Le Parlement reproche au tribunal de ne pas avoir informé le député Arifi de sa décision

Les audiences de la Cour constitutionnelle sont en cours pour le sort de “gouvernement Hoti”. La Cour constitutionnelle du Kosovo tient des audiences sur le sort de “Gouvernement Hoti”, respectivement, la légalité du vote du député Etem Arifi, qui se tient en ligne. Représentant de l'Assemblée du Kosovo à cette session [...]
Les audiences de la Cour constitutionnelle sont en cours pour le sort de “gouvernement Hoti”.
La Cour constitutionnelle du Kosovo tient des audiences sur le sort de “Gouvernement Hoti”, respectivement, la légalité du vote du député Etem Arifi, qui se tient en ligne.
Le représentant de l'Assemblée du Kosovo à la présente séance d'audience, le conseiller du président Vjosa Osmani, Artan Murati, a déclaré que l'Assemblée et le Président de l'Assemblée du Kosovo n'avaient pas été annoncés à la suite de la décision de la Cour d'appel au député Etem Arifi.
Murati a déclaré dans son allocution qu'Osmani a été informé par les médias de la décision de la Cour d'appel du député Arifi.

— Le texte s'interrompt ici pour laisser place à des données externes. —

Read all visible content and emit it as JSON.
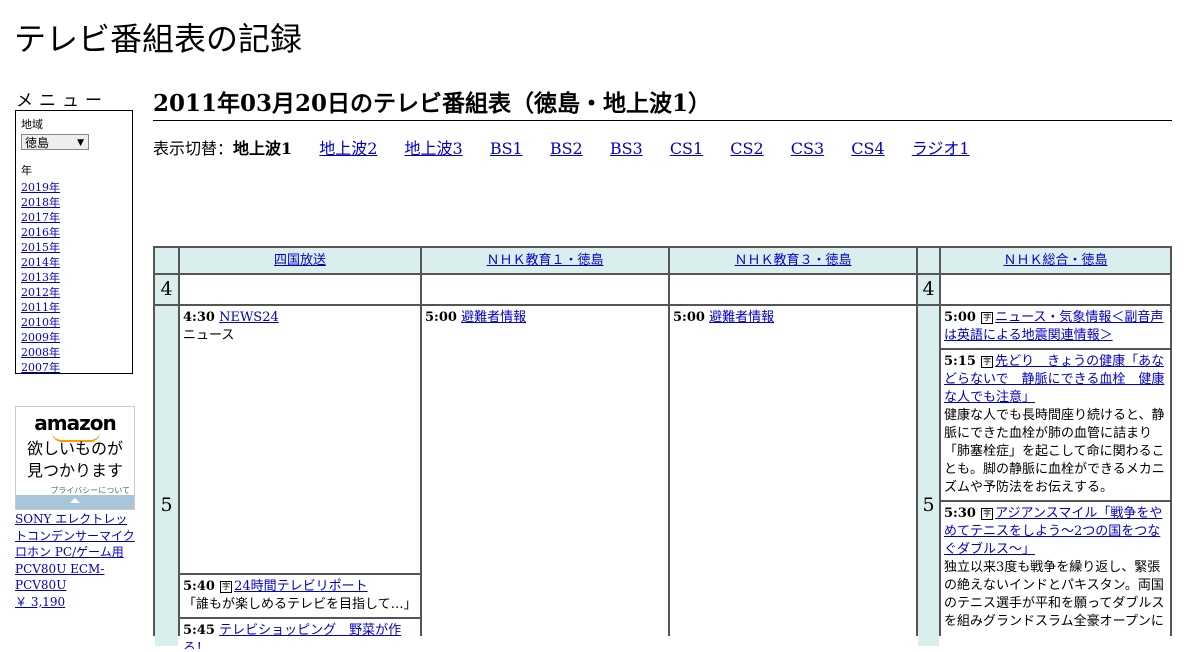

Murati a déclaré qu'après le 29 avril, le Président du Parlement du Kosovo, Vjosa Osmani, a demandé toutes les précisions à ce sujet en commençant par la Cour d'appel, le Conseil judiciaire du Kosovo, la Commission pour la législation et les mandats, mais a également demandé une assistance et une interprétation par l'intermédiaire de la Direction juridique de l'Assemblée du Kosovo.
Le Président du Parlement n'a pas fait de commentaires écrits, mais au premier moment, nous avons reçu des renseignements sur Etem Arifin. Le 29 avril, le chef de l'Assemblée a été mis par les médias que Arfii a été reconnu coupable. Le lendemain, Osman a envoyé une lettre au rédacteur en chef de la Cour d'appel... L'Assemblée n'a pas été annoncée par la Cour à ce sujet, donc le Parlement n'a pas eu les informations nécessaires sur la décision du député Etem Arifi.
Le 30 avril, Osmani est également allé à la tête du Conseil judiciaire du Kosovo. Le 1er mai, le KDR a envoyé trois actes de jugement pour M. Arifi. Le 4 mai, il a envoyé le procès” au Parlement, a expliqué Murati.
Selon Muratti, après qu'Osmani eut également reçu des interprétations de la Commission et de la Direction juridique du Parlement, le même jour a eu lieu l'audition de la présidence de l'Assemblée du Kosovo, et ce sont les membres de la direction qui ont pris le temps de lire et de commenter la décision ou l'interprétation donnée par la Commission et la Direction juridique du Parlement du Kosovo.
Il a également déclaré que le gouvernement du Kosovo a été voté le 3 juin après que la Cour constitutionnelle eut reçu le décret du président pour le vote du gouvernement.
La Cour constitutionnelle avait reçu le décret présidentiel pour la création du nouveau gouvernement, ce qui s'est produit le 3 juin. Entre-temps, alors que les membres de la direction avaient demandé plus de temps parce qu'il y avait confusion entre les groupes parlementaires et de l'autre côté de la poursuite des groupes parlementaires restait fermé, mais le nouveau gouvernement a voté”, a-t-il souligné.
Selon Arifi, le Président Osmani n'a pu prendre aucune décision concernant le mandat du député Arifi, car il n'y a toujours pas de décision de la Cour constitutionnelle.
“Le Président du Parlement a été incapable de prendre des mesures pour le modifier, en raison de la décision de la Cour constitutionnelle ne peut prendre aucune décision sur son mandat. Par conséquent, nous comprenons que la pratique de la non-information de l'assemblée par la fée de la cour crée une incertitude quant à la prise de décisions. Comme pour le député Arifi. L'Assemblée n'a eu aucune décision, aucune information sur la décision de condamner le député Arifi avant le 1er mai. Le président est ouvert à coopérer avec le tribunal non seulement dans cette affaire, mais dans toute autre affaire”, Murati a conclu.
Nous soulignons que cette session se tient après que le Mouvement Vetevendosje s'est plaint à la Cour constitutionnelle de la légalité du député Etem Arifi.